Monday, April 11, 2011

Managing the Sourcing Function

Improving the effectiveness of your sourcing organization
The following are some learnings around how to make your sourcing more effective, especially if varying levels of experience exist within the team.

Understanding the fit: You may be reading this and go "no kidding", but the reality is this step is commonly skipped over in the process. Understanding the fit has to do with a solid working knowledge of the industry, the business group supported and how the role fits into what that leader is trying to accomplish. Where this usually breaks down is in one of the following areas:

If the sourcer is working through the recruiter, there is an expectation that the recruiter will ask all of the right questions when meeting with the hiring manager.
If the sourcer/ recruiter meets with the hiring manager and there is a lack of preparation coming into the meeting. This includes the sourcer / recruiter not presenting industry knowledge and using the meeting time to validate assumptions around expectations.
If the Recruiter is the Sourcer, the focus is more on the skills, versus the business goals the hiring manager is trying to accomplish. As a result, the recruiter finds the right skilled person, but the applications of the skills are misaligned.
Solutions: The key is planning, planning and communication. Assume nothing and talk about everything. can be a super tool when seeking to understand an industry, a position, a skill set. Interestingly enough, wikipedia if leveraged appropriately provides some good data points that can be used during a hiring manager discussion.

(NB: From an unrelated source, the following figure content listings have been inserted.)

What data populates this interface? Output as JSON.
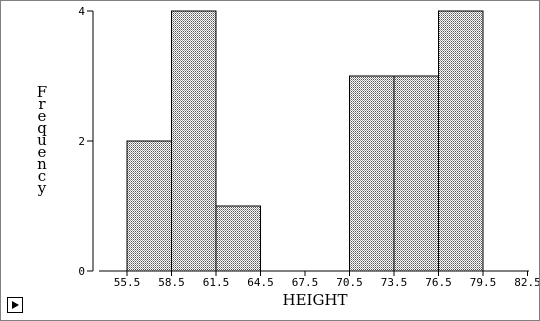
{
  "chart_data": {
    "type": "bar",
    "title": "",
    "xlabel": "HEIGHT",
    "ylabel": "Frequency",
    "bin_edges": [
      55.5,
      58.5,
      61.5,
      64.5,
      67.5,
      70.5,
      73.5,
      76.5,
      79.5,
      82.5
    ],
    "x_tick_labels": [
      "55.5",
      "58.5",
      "61.5",
      "64.5",
      "67.5",
      "70.5",
      "73.5",
      "76.5",
      "79.5",
      "82.5"
    ],
    "values": [
      2,
      4,
      1,
      0,
      0,
      3,
      3,
      4,
      0
    ],
    "y_ticks": [
      0,
      2,
      4
    ],
    "ylim": [
      0,
      4
    ],
    "xlim": [
      55.5,
      82.5
    ],
    "grid": false,
    "bar_fill": "#c8c8c8"
  },
  "controls": {
    "play_icon": "play-triangle-icon"
  }
}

Secondly, have all of your recruiters / sourcers go in prepared to a hiring manager discussion. Again you might say no kidding, but 9 times out of 10 it does not happen, unless it is an Executive Search. Prepared means one or more of the following: Understand the industry; Have a prior discussion with the HR Gen of that business unit to understand any nuances that may positively / negatively impact the search efforts; Look on Linkedin, Spoke and your own ATS system to bring some profiles to calibrate against. People are visual, if you give them something to look at and respond to, you are more likely to get closer to the desired outcome at the very beginning of the search effort.
Duplication of Effort: Recruiters workloads are not getting any lighter, so therefore it is easy for individuals to go to the path of least resistance. However this path, especially if multiple people or vendors are assisting can be costly and unproductive. At SourceCon, Rob McIntosh presented a sourcing channel checklist. He broke this checklist into roles and activities. I took this channel sheet back to my organization, as well as peers, and began to ask questions, here is what I found:
Recruiting and sourcing teams that do not work from a plan perform duplicate work efforts. This lack of planning typically results in overlap when searching resume databases, contacting the same resources or networking through the various social networking sites
Continue to manage from the plan. Use the plan as a management tool to understand how the recruiting team is using each of the sources.
Don't pay sourcing vendors to do the same work performed internally. Face it, recruiters like the job boards. If you are using a resume mining and screening vendor, so do they. Pick one..
Not all sources generate results, so stop using the source and move on. Time is not a commodity in the recruiting business. Leverage your ATS data to begin understanding how your organization fills a particular type of role best and build from there.
Solutions: I truly believe that duplication of effort is something that requires constant monitoring. Now with that being said, I would also recommend the following:

Create the channel plan.
Create a channel plan that supports the sourcing strategy. A high volume, low complexity, localized plan will look very different from a high complexity, low volume, national search. Know what it takes to execute both and build a quick project plan to maximize time and resources.
Keyword Sets: Create sets of keywords that can also be divided by channel.
Manage to the sourcing plan. Conduct a review with the team on their activities and the results generated. Immediately seize activities on sources that are not generating the desired results and get the team to move on.
Prioritization: Not all sources generate results. Not all of the easiest sources will generate the results for the position that is being searched for. The concept of What source will generate the best results first requires sourcing knowledge, industry experience and reviewing the metrics to better understand what works inside your organization Activity for activity sake, still does not result in a hire. This only causes ill will, especially if there is segmentation between the recruiters and the sourcing team.

High Volume / Low Complexity: These are processing related sourcing plans. This requires activities that may leverage recruitment marketing, resume mining, job posting, radio advertisement, creative employee referral campaigns and drip market efforts leveraging contacts within the ATS. This plan may require the assistance of a resume mining vendor, an experienced sourcer/ recruiter as well as some good recruiting administrators. Each have there own role in getting the desired outcome accomplished. Know what works to execute a plan.

Low Volume / High Complexity: These are more strategic sourcing plans. This will include market research, competitive intelligence, employee referrals, cold calling and industry networking. Depending upon the type of role will determine which of these activities goes first.

The reality is, prioritization of a sourcing strategy may require someone who can serve as the organization's sourcing strategist. This person must be able to turn around a project execution plan quickly and articulate clear directions to multiple stakeholders in the process. This person must be a data jockey, who can pull reports from the ATS and leverage data to identify those activities which have a higher possibility of generating results first and baking this into the plan.